Dalam beberapa tahun terakhir, cardiac myosin-binding protein C (cMyC) telah diteliti sebagai marker untuk mendeteksi infark miokard akut (IMA). Pemeriksaan cardiac myosin-binding protein C diharapkan dapat mengatasi kelemahan marker IMA saat ini.

Troponin T dan I merupakan marker yang sering digunakan untuk mendiagnosis infark miokard akut karena sensitivitas dan spesifisitasnya lebih tinggi daripada marker lain, seperti creatine kinase-MB dan mioglobin. Sayangnya, troponin ini baru terdeteksi 4–6 jam setelah onset gejala. Selain itu, troponin dapat terdeteksi hingga 14 hari, sehingga tidak ideal untuk mendiagnosis infark ulang yang dapat terjadi dalam 28 hari.[1,2]

shutterstock_787940146-min

Untuk memasukkan dan menyingkirkan (rule-in dan rule-out) diagnosis IMA di triase, European Society of Cardiology menyarankan pemeriksaan high-sensitivity cardiac troponin T dan I (hsTnT dan hsTnI). Marker ini dapat terdeteksi 1–3 jam setelah onset gejala. Namun, pemeriksaan hsTnT dan hsTnI yang <3 jam sering memberikan hasil “abu-abu”, sehingga diperlukan pemeriksaan ulang 3 jam setelah onset gejala.[3]

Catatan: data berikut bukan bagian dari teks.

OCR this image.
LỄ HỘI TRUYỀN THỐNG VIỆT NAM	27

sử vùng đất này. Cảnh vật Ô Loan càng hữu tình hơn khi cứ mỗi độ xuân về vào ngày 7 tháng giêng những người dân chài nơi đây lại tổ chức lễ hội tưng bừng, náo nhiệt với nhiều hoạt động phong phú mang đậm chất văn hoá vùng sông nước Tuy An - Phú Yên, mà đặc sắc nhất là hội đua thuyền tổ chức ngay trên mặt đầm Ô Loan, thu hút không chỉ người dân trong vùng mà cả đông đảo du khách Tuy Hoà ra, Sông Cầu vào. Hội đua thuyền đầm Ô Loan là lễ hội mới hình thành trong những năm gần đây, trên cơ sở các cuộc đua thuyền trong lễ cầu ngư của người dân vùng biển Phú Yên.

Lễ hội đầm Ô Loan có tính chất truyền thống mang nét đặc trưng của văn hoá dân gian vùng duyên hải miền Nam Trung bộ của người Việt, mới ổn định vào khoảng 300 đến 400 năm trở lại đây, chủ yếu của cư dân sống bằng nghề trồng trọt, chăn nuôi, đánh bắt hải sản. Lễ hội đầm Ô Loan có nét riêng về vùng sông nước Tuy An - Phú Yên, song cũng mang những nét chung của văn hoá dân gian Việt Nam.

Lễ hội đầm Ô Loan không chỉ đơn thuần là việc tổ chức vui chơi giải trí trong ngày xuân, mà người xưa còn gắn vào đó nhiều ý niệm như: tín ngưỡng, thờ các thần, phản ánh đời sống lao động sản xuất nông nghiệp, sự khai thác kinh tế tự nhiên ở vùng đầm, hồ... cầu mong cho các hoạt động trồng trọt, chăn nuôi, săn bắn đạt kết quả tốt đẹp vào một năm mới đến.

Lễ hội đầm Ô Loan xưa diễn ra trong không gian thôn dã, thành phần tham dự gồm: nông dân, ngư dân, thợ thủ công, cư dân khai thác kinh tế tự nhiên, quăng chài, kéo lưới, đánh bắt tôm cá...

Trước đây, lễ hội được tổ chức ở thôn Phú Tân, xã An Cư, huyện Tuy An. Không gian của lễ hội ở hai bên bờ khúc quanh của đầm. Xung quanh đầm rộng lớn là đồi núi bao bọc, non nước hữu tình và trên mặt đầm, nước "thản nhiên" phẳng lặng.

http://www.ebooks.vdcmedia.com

Sekilas tentang Cardiac Myosin-Binding Protein C (cMyC)

cMyC ditemukan pertama kali oleh Offer et al pada tahun 1973. Protein ini berperan penting untuk pengaturan kontraksi miokard dan stabilisasi filamen tebal sarkomer (unit fungsional terkecil otot). Protein ini diduga berfungsi sebagai “rem” kontraksi jantung.

Terdapat tiga isoform cMyC, yaitu yang dikode oleh gen MYBPC1 (otot skelet lambat), MYBPC2 (otot skelet cepat), dan MYBPC3 (hanya di miokard). Mutasi gen MYBP3 diketahui dapat menyebabkan kardiomiopati hipertrofi.[4,5]

CMyC adalah protein jantung dengan ukuran 140,8 kDa. Protein ini terletak pada filamen tebal. Protein ini juga berperan dalam pengaturan formasi crossbridge dengan filamen tipis. Saat iskemia atau infark miokard, terjadi proteolisis yang menyebabkan defosforilasi cMyC. Defosforilasi ini menyebabkan pemecahan cMyC dan pelepasannya ke aliran darah. Akibatnya, terjadi peningkatan cMyC sesaat setelah IMA.[6]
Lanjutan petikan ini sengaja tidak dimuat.